EVs have different maintenance and repair needs than traditional vehicles, and finding qualified technicians to work on them, or training in-house is evolving. Outside of the manufacturer’s service team offering, there are new EV-related training courses sprouting up everyday to help your team get up to speed. For example, SAE offers a variety of courses on battery systems and components. As more EVs hit the road, we can expect private shop offerings to mature as well.
Meeting Emissions Regulations Through a Scaling Plan
How can fleets create a scaling plan to meet regulations?
Creating a scaling plan to meet emissions regulations can be a complex process, but here are 5 steps that fleets can take to start developing a plan:
Step 1: Get closer to the EPA vehicle emissions standards, based on the types of vehicles you’re managing in your fleet.

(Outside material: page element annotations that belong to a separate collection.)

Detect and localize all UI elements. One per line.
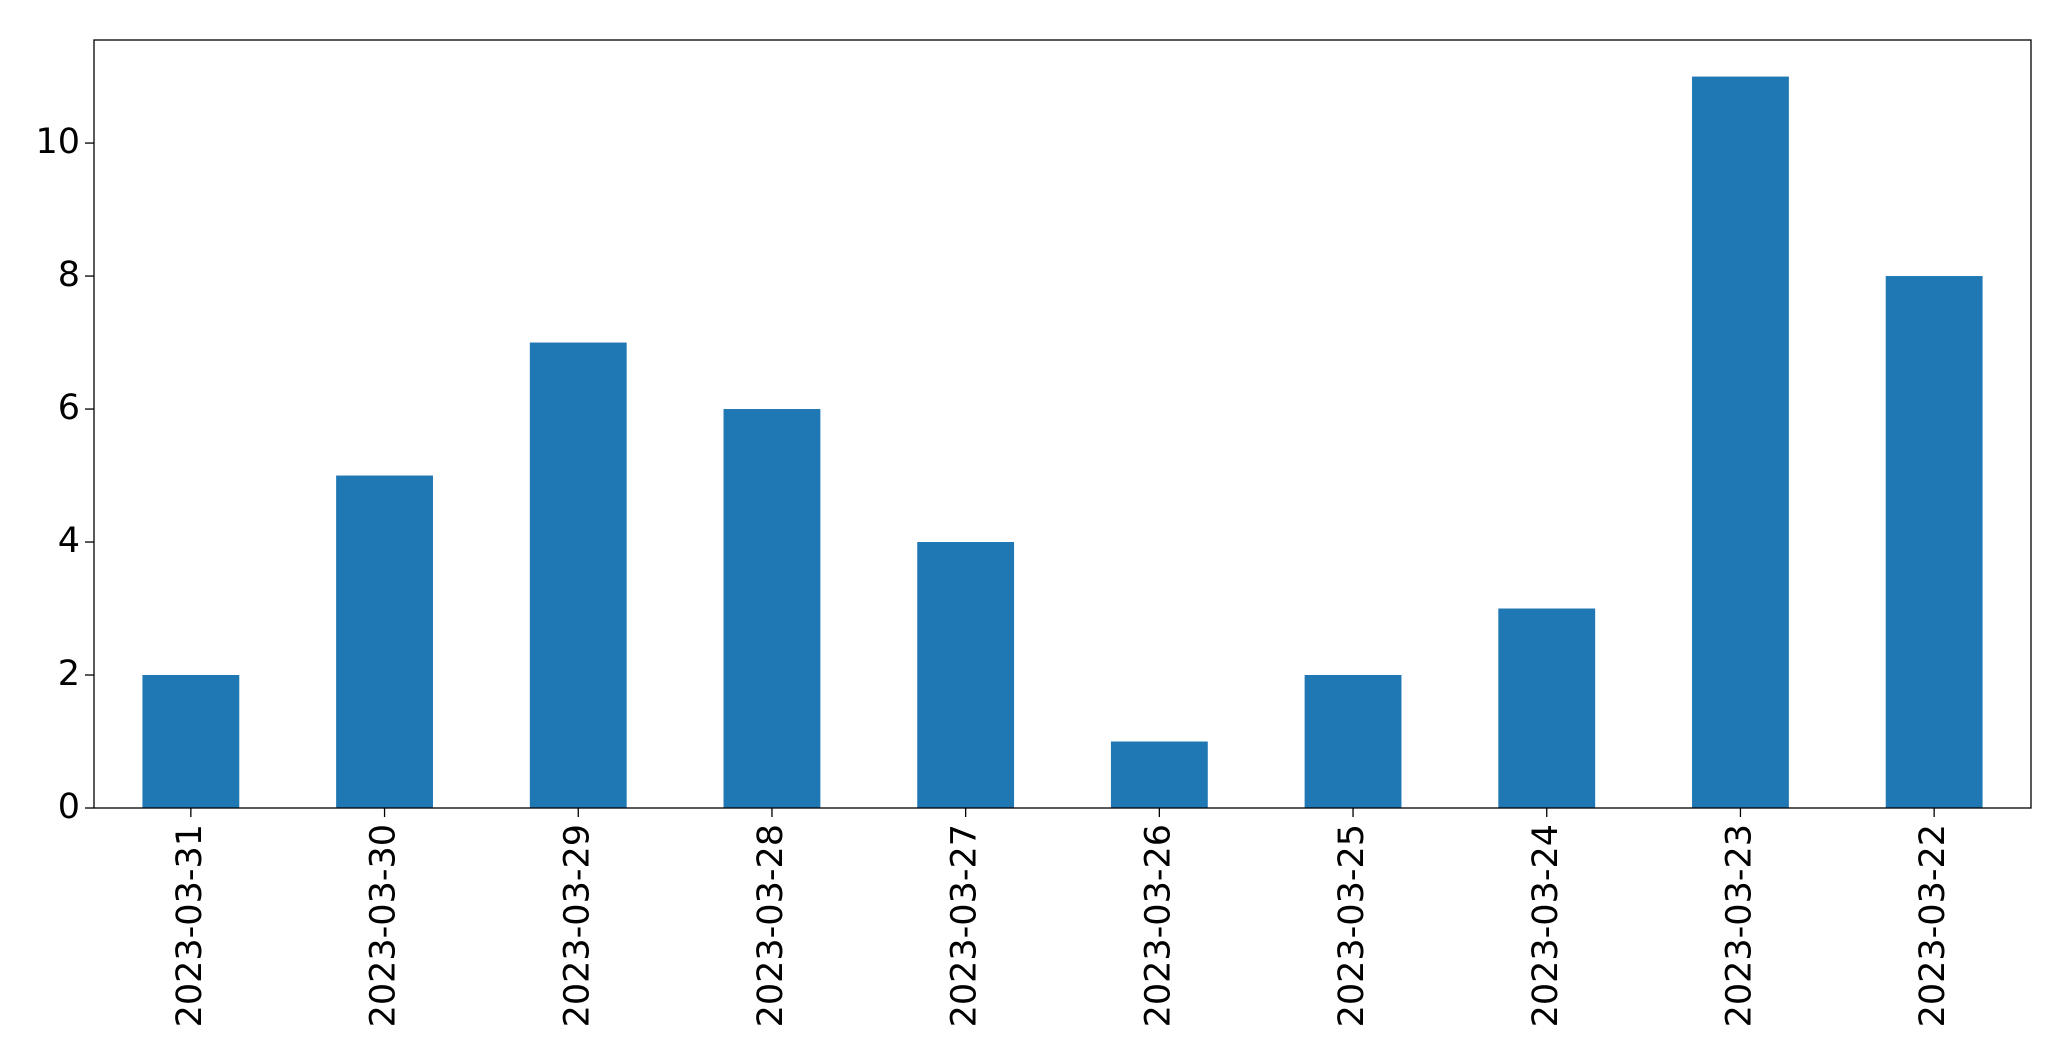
x-tick-label: 2023-03-26 bbox=[1138, 824, 1178, 1027]
x-tick-label: 2023-03-25 bbox=[1332, 824, 1372, 1027]
plot-frame bbox=[93, 39, 2032, 809]
y-tick-label: 0 bbox=[58, 787, 80, 827]
bar bbox=[1885, 276, 1983, 808]
y-tick-label: 2 bbox=[58, 654, 80, 694]
bar bbox=[336, 475, 433, 808]
x-tick-label: 2023-03-23 bbox=[1719, 824, 1759, 1027]
bar bbox=[529, 342, 627, 808]
bar bbox=[1498, 608, 1596, 808]
y-tick-label: 8 bbox=[58, 255, 80, 295]
x-tick-label: 2023-03-29 bbox=[557, 824, 597, 1027]
x-tick-label: 2023-03-31 bbox=[170, 824, 210, 1027]
bar bbox=[1692, 76, 1789, 809]
x-tick-label: 2023-03-22 bbox=[1913, 824, 1953, 1027]
bar bbox=[1110, 741, 1208, 808]
x-tick-label: 2023-03-24 bbox=[1526, 824, 1566, 1027]
y-tick-label: 10 bbox=[35, 122, 80, 162]
y-tick-label: 6 bbox=[58, 388, 80, 428]
bar bbox=[723, 409, 821, 808]
x-tick-label: 2023-03-28 bbox=[751, 824, 791, 1027]
y-tick-label: 4 bbox=[58, 521, 80, 561]
bar bbox=[917, 542, 1015, 808]
bar bbox=[1304, 675, 1402, 808]
x-tick-label: 2023-03-27 bbox=[945, 824, 985, 1027]
bar bbox=[142, 675, 240, 808]
x-tick-label: 2023-03-30 bbox=[364, 824, 404, 1027]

Step 2: Determine your emission reduction goals and set time frames for achieving them. This is crucial for tracking and measuring progress. While some fleets may pledge a net-zero carbon goal, others may specify a portion of their fleet will be EV-only by a particular timeframe.

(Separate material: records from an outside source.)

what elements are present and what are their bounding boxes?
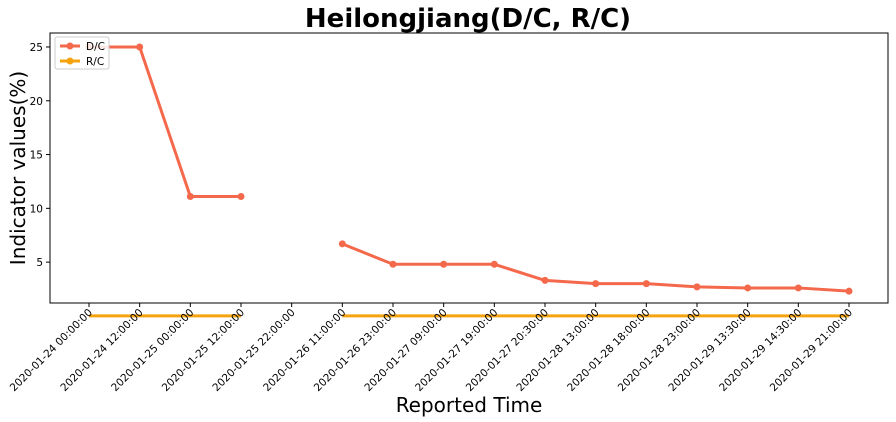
x-tick-label: 2020-01-24 12:00:00: [58, 307, 145, 394]
y-tick-label: 15: [30, 150, 43, 162]
data-point: [237, 193, 245, 201]
data-point: [592, 280, 600, 288]
data-point: [490, 260, 498, 268]
legend-marker: [66, 57, 74, 65]
x-tick-label: 2020-01-24 00:00:00: [8, 307, 95, 394]
data-point: [440, 260, 448, 268]
y-tick-label: 5: [36, 257, 43, 269]
data-point: [794, 284, 802, 292]
x-tick-label: 2020-01-26 23:00:00: [312, 307, 399, 394]
legend: D/C R/C: [54, 36, 110, 70]
y-tick-label: 25: [30, 42, 43, 54]
data-point: [186, 193, 194, 201]
y-axis-label: Indicator values(%): [6, 71, 30, 265]
x-tick-label: 2020-01-29 14:30:00: [717, 307, 804, 394]
plot-content: [85, 43, 853, 318]
chart-title: Heilongjiang(D/C, R/C): [305, 4, 631, 34]
data-point: [541, 276, 549, 284]
data-point: [744, 284, 752, 292]
series-line-dc: [89, 45, 241, 199]
data-point: [338, 240, 346, 248]
x-tick-label: 2020-01-27 19:00:00: [413, 307, 500, 394]
y-tick-label: 10: [30, 203, 43, 215]
x-tick-label: 2020-01-27 20:30:00: [464, 307, 551, 394]
x-tick-label: 2020-01-29 13:30:00: [666, 307, 753, 394]
x-tick-label: 2020-01-28 18:00:00: [565, 307, 652, 394]
y-axis: 5 10 15 20 25: [30, 42, 50, 269]
x-tick-label: 2020-01-25 12:00:00: [160, 307, 247, 394]
x-tick-label: 2020-01-28 13:00:00: [514, 307, 601, 394]
data-point: [693, 283, 701, 291]
y-tick-label: 20: [30, 96, 43, 108]
x-tick-label: 2020-01-28 23:00:00: [616, 307, 703, 394]
x-tick-label: 2020-01-25 00:00:00: [109, 307, 196, 394]
legend-marker: [66, 42, 74, 50]
x-tick-label: 2020-01-27 09:00:00: [362, 307, 449, 394]
data-point: [389, 260, 397, 268]
data-point: [845, 287, 853, 295]
data-point: [642, 280, 650, 288]
legend-label: R/C: [86, 56, 104, 68]
x-tick-label: 2020-01-29 21:00:00: [768, 307, 855, 394]
legend-label: D/C: [86, 41, 105, 53]
data-point: [136, 43, 144, 51]
x-axis-label: Reported Time: [396, 393, 543, 417]
plot-area: [49, 32, 889, 304]
x-tick-label: 2020-01-25 22:00:00: [210, 307, 297, 394]
x-tick-label: 2020-01-26 11:00:00: [261, 307, 348, 394]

Step 3: Identify the vehicles that would be the best to transition or are contributing the most to emissions. This will help you prioritize which vehicles to replace or retrofit first.
Step 4: Consider factors such as vehicle usage patterns, driving range requirements, and fueling infrastructure availability.
Step 5: Monitor progress regularly will allow you to make adjustments as needed. This will help you stay on track and make sure you are meeting your emissions reduction goals.
While a sustainability goal may be one of your many aspirations in the years to come, some organizations may suggest that electrification is a primary component of their overarching strategy. As you develop a plan, consider how a transition may fit into your north star company goals.
Best Practices to Report EV Transition Outcomes
What are the top best practices for fleets to report outcomes of EV transitions back to municipality leaders?
Reporting outcomes of EV transitions back to municipality leaders is an important step in demonstrating the success of the transition and securing continued support for future efforts. One of the best practices for fleets to report outcomes of EV transitions back to municipality leaders is using data to support your claims about the benefits of the EV transition.
This should include data on driving/charging time, starting/ending mileage, and any additional highlights on emission reductions. Beyond the numbers, seek to highlight both successes and challenges of the EV transition. This will help municipality leaders understand the benefits of the transition, as well as the challenges that need to be addressed.
Engage with stakeholders, such as community members, employees, and other organizations, to gather feedback and support for the EV transition. This helps build support for the transition and demonstrate buy-in.